Angiography after embolization demonstrates coils in the embolized aneurysm without extravasation.
She is discharged home on day 5 but comes back 5 days later with recurrent abdominal pain. CT of the abdomen and pelvis with contrast shows a hematoma and hemoperitoneum with bleeding originating near the previously embolized splenic artery aneurysm and splenic infarction.
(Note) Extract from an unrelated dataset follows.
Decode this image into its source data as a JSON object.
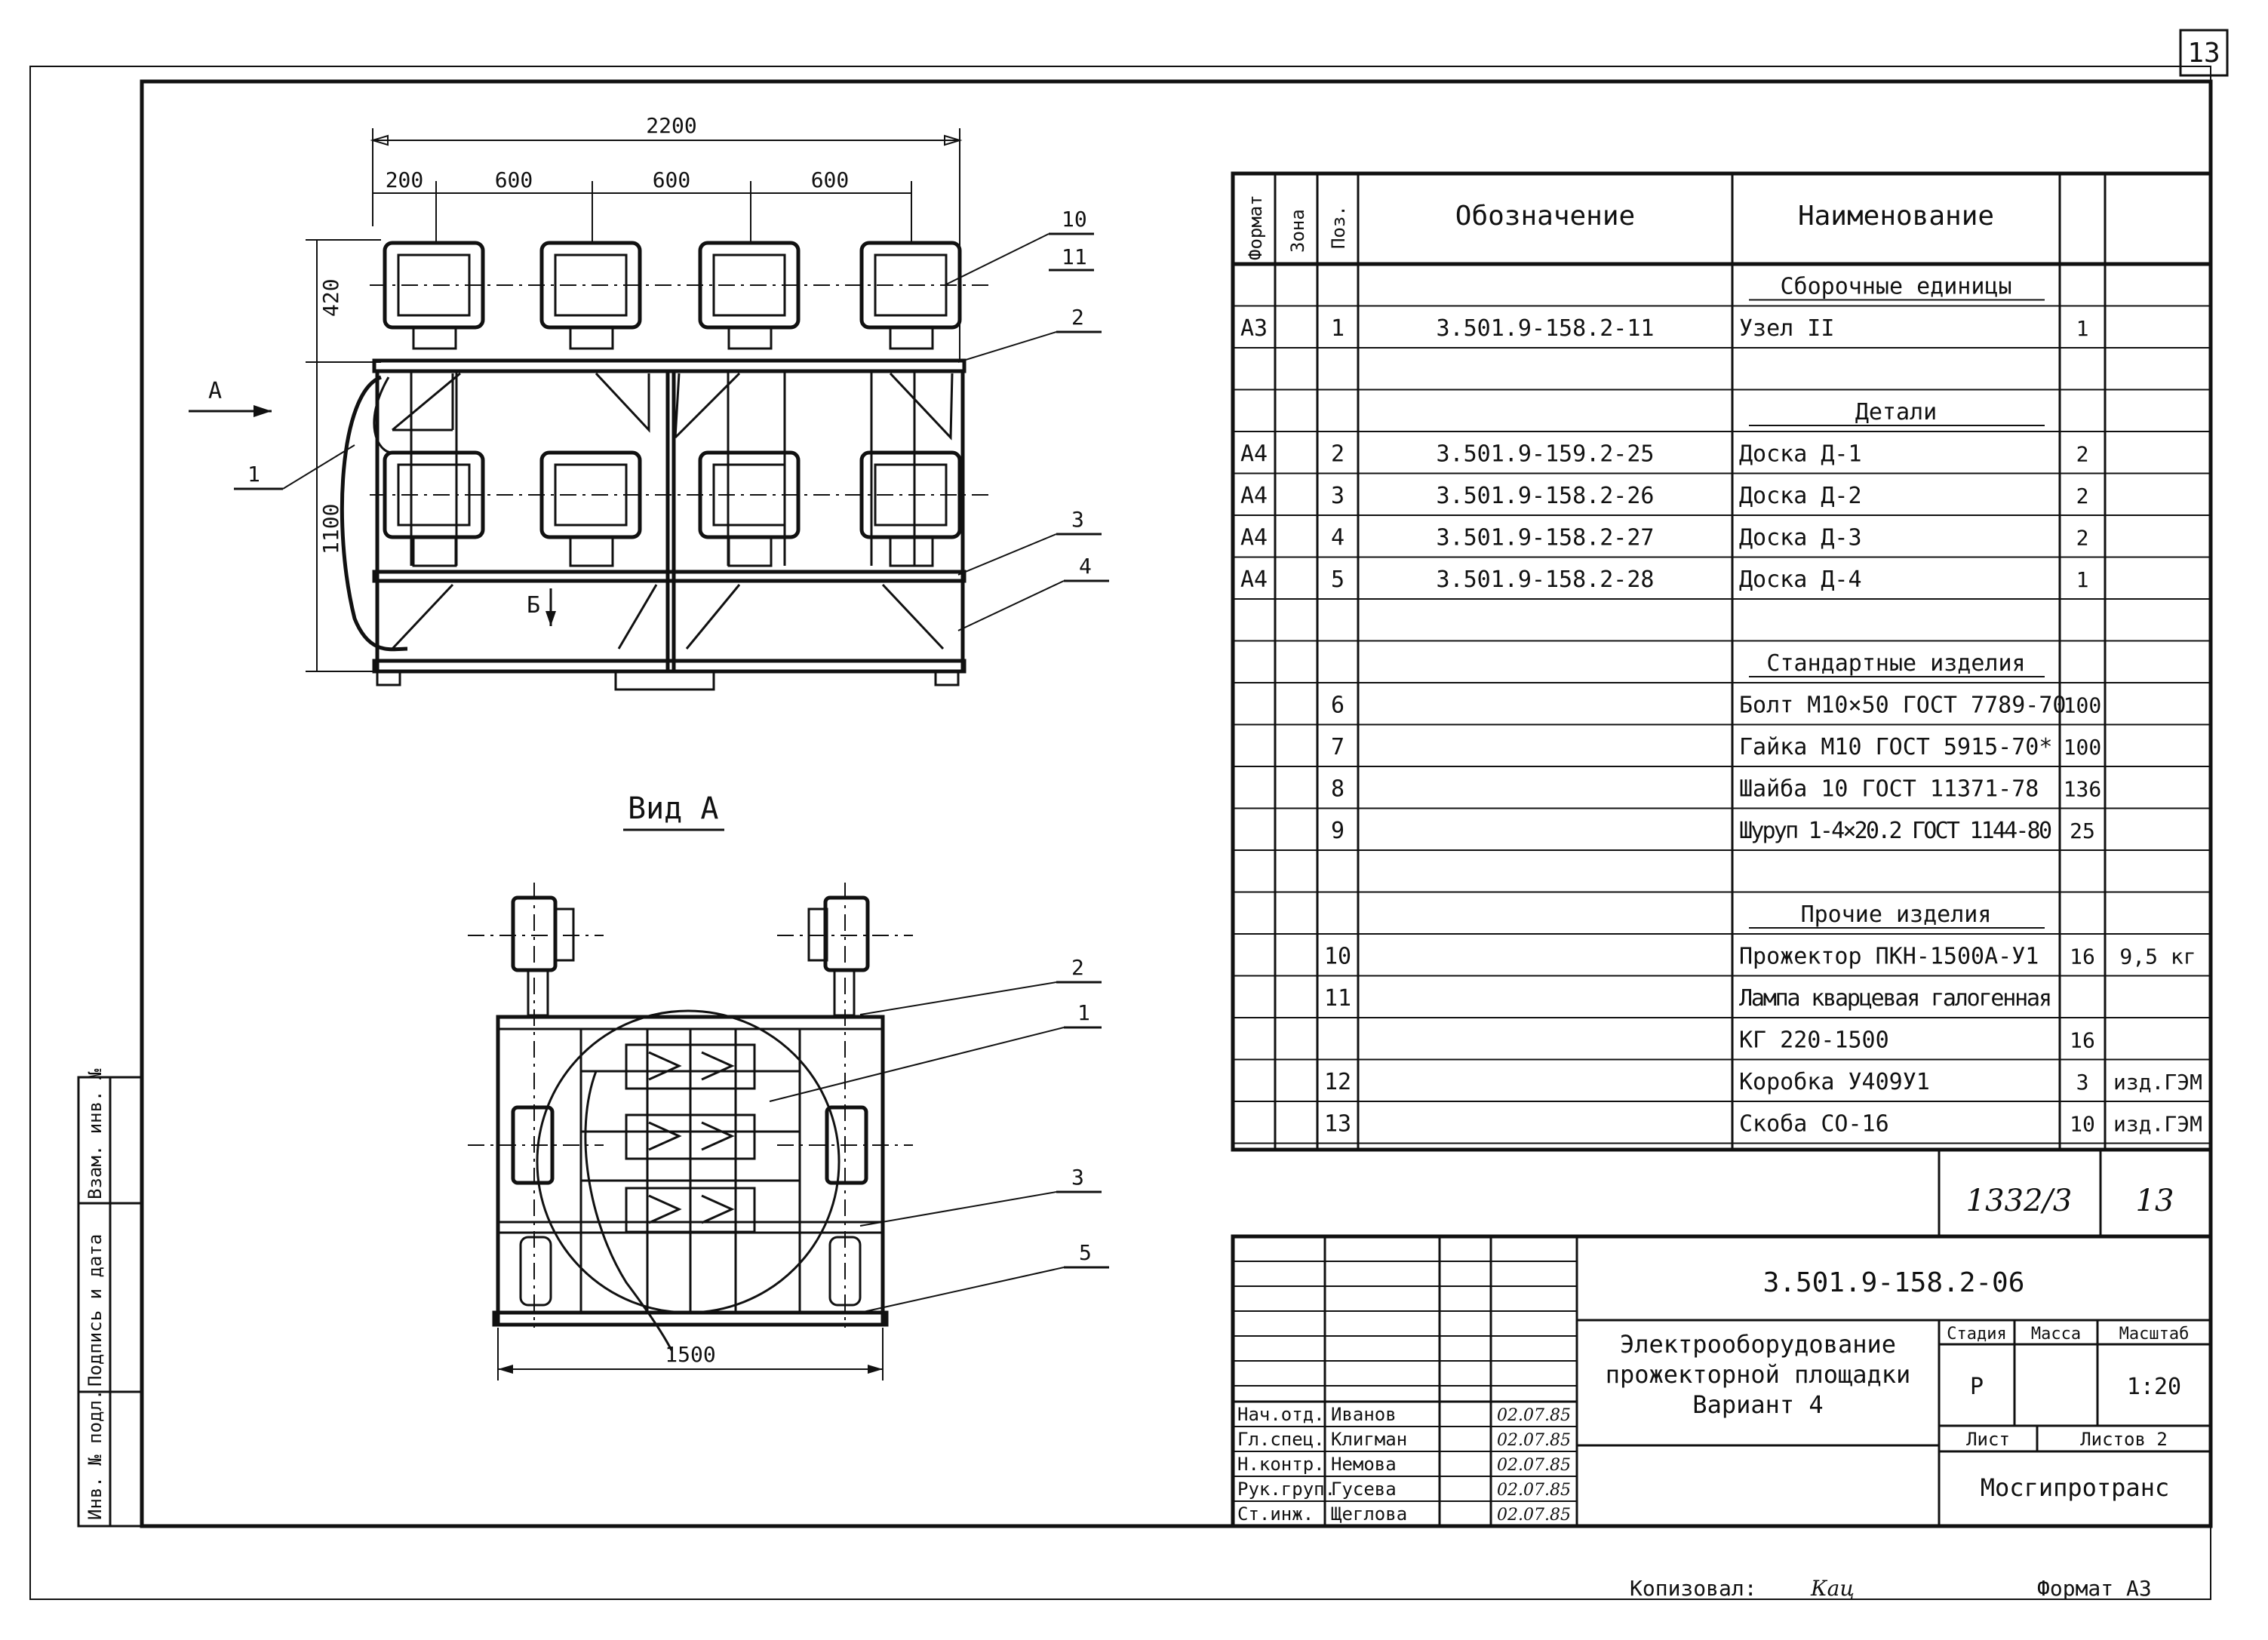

The surgical and interventional radiology teams discuss the risk of repeat intervention with the patient and her family, who prefer a nonoperative approach. She is managed supportively in the intensive care unit and is finally discharged home in stable condition and is scheduled for outpatient follow-up.
SUSPECT THIS FATAL CONDITION
The low prevalence of ruptured splenic artery aneurysm may lead physicians to attribute septic shock to spontaneous bacterial peritonitis or hemorrhagic shock from gastroesophageal varices in patients with cirrhosis, but a high index of suspicion and early recognition of this rare disease can lead to timely diagnosis and treatment of this highly fatal complication.
Splenic artery aneurysm is a common complication of cirrhosis, often diagnosed incidentally.
Elective embolization should be considered for asymptomatic splenic artery aneurysms larger than 2 cm in diameter, clinically symptomatic aneurysms, women of childbearing age, and patients who are candidates for liver transplant.
Although splenic artery aneurysm rupture is rare, it has a high mortality rate and warrants a high index of suspicion to institute prompt specialized intervention.
We recommend that physicians consider splenic artery aneurysm rupture in their differential diagnoses in patients with liver cirrhosis presenting with abdominal pain, altered mental status, and hemodynamic shock.